SUPREME COURT OF THE STATE OF NEW YORK APPELLATE DIVISION SECOND JUDICIAL DEPARTMENT
February 2, 2010
THE PEOPLE, ETC., RESPONDENT,
JAY HASSMAN, APPELLANT.
Appeal by the defendant from a judgment of the County Court, Nassau County (LaPera, J.), rendered October 22, 2007, convicting him of grand larceny in the second degree and falsifying business records in the first degree, upon his plea of guilty, and imposing sentence.
Published by New York State Law Reporting Bureau pursuant to Judiciary Law § 431.
This opinion is uncorrected and subject to revision before publication in the Official Reports.
STEVEN W. FISHER, J.P., JOSEPH COVELLO, THOMAS A. DICKERSON and PLUMMER E. LOTT, JJ.
(Ind. No. 327/07)
DECISION & ORDER
ORDERED that the judgment is modified, on the law and as a matter of discretion in the interest of justice, by vacating the sentence imposed thereon; as so modified, the judgment is affirmed, and the matter is remitted to the County Court, Nassau County, for resentencing.
In May 2007 the defendant pleaded guilty to grand larceny in the second degree and falsifying business records in the first degree in connection with the theft of the sum of approximately $135,000 from his employer. The plea was entered upon a promise that the sentencing court would sentence the defendant to a term of probation of five years, to run concurrently with a term of incarceration of no more than 30 days, restitution in the sum of $135,000 with an "up front" payment in the sum of $65,000 to be made prior to sentencing, and "possible fines." At the plea proceeding, the court warned the defendant that, if he violated the conditions of the plea, it would not be bound by its promise, and the defendant would be "looking at possible upstate time in jail." In September 2007, four months after the defendant pleaded guilty, but before he was sentenced, the defendant was named in an arrest warrant issued in the Commonwealth of Pennsylvania, based on an alleged larceny occurring in April 2007, one month before the defendant pleaded guilty in New York. As a result of the warrant, the defendant was remanded to the custody of the Nassau County Sheriff on September 28, 2007.
When the defendant appeared for sentencing, the People alleged that he had violated two conditions of the plea agreement, specifically, that he was arrested pursuant to the Pennsylvania warrant and that he failed to make the "up front" restitution payment. The defendant responded that the matter in Pennsylvania was civil in nature, and that some restitution had already been made in that matter. He further claimed that he and a business partner had been trying to arrange a line of credit to allow him to pay the restitution in this case, but his remand on the Pennsylvania warrant had prevented him from obtaining that line of credit. Without specifying the condition it found the defendant to have violated, the court announced that its promise with respect to the sentence to be imposed upon the defendant was "off," and it sentenced the defendant to an indeterminate term of imprisonment of 2 to 7 years, a fine in the sum of $5,000, and restitution in the sum of $135,000. The court denied the defendant's application to withdraw his plea of guilty. We modify.
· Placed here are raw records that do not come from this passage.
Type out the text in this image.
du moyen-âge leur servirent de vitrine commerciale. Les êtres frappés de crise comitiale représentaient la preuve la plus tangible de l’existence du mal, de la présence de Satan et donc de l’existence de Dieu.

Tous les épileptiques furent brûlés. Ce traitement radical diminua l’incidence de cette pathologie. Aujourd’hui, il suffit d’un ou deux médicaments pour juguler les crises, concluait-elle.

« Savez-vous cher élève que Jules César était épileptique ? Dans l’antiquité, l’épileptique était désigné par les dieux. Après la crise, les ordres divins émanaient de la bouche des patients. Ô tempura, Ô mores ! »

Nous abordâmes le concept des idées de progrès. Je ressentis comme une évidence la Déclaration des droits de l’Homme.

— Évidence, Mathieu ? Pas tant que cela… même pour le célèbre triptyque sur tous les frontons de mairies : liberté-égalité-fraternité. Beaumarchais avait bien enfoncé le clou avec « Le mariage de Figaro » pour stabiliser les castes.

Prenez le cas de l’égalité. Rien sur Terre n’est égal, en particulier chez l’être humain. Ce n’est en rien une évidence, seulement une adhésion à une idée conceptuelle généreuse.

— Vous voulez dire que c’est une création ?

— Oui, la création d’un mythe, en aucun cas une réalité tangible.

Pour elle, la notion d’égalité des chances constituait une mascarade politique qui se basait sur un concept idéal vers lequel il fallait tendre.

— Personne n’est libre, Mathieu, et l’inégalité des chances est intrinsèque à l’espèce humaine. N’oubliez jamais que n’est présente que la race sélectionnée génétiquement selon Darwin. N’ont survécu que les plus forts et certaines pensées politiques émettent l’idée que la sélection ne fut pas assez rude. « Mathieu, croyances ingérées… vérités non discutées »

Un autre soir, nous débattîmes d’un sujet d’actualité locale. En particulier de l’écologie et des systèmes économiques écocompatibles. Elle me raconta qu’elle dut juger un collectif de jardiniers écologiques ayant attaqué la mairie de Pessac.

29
A court may impose an enhanced sentence for a defendant's failure to make restitution prior to the sentencing date, as specified in a plea agreement, if the failure to make the restitution was willful (see People v Bassoff, 51 AD3d 682, 683; People v Birch, 35 AD3d 1026). On the other hand, where the defendant's failure to pay the stipulated amount of restitution within the agreed time frame was not willful, and the defendant seeks to withdraw a plea of guilty rather than accept an enhanced sentence, the court must either extend the time for the payment of the restitution or grant the defendant's application to withdraw the plea (see People v Almo, 300 AD2d 503, 504). Willfulness may be found where the defendant is able to make the restitution as ordered by the court, but refuses to do so, or where the defendant fails to make sufficient bona fide efforts to obtain the resources that would allow compliance with the restitution order, or where, in the first instance, the defendant agreed to pay the restitution in order to obtain the benefits of a favorable plea, but knew at the time that he or she would very likely be unable to satisfy the obligation (cf. Bearden v Georgia, 461 US 660, 667-668; People v Amorosi, 96 NY2d 180, 184).
Here, the court did not conduct an inquiry into whether the defendant's failure timely to make the "up front" restitution payment of $65,000 was willful, and did not have sufficient information before it to make that determination, especially in light of the defendant's unchallenged claim that his remand had prevented him from obtaining the line of credit that would have allowed him to make the payment. We, therefore, vacate the sentence imposed upon the defendant, and remit the matter for a resentencing proceeding, at which the defendant is to be given an opportunity to withdraw his plea of guilty upon a showing that his failure timely to make the $65,000 "up front" restitution payment was not willful. Should the defendant fail to make such a showing or choose not to seek withdrawal of the plea, the court may reimpose a sentence that includes a term of imprisonment.
In light of our determination, we need not address the defendant's remaining contentions.
FISHER, J.P., COVELLO, DICKERSON and LOTT, JJ., concur.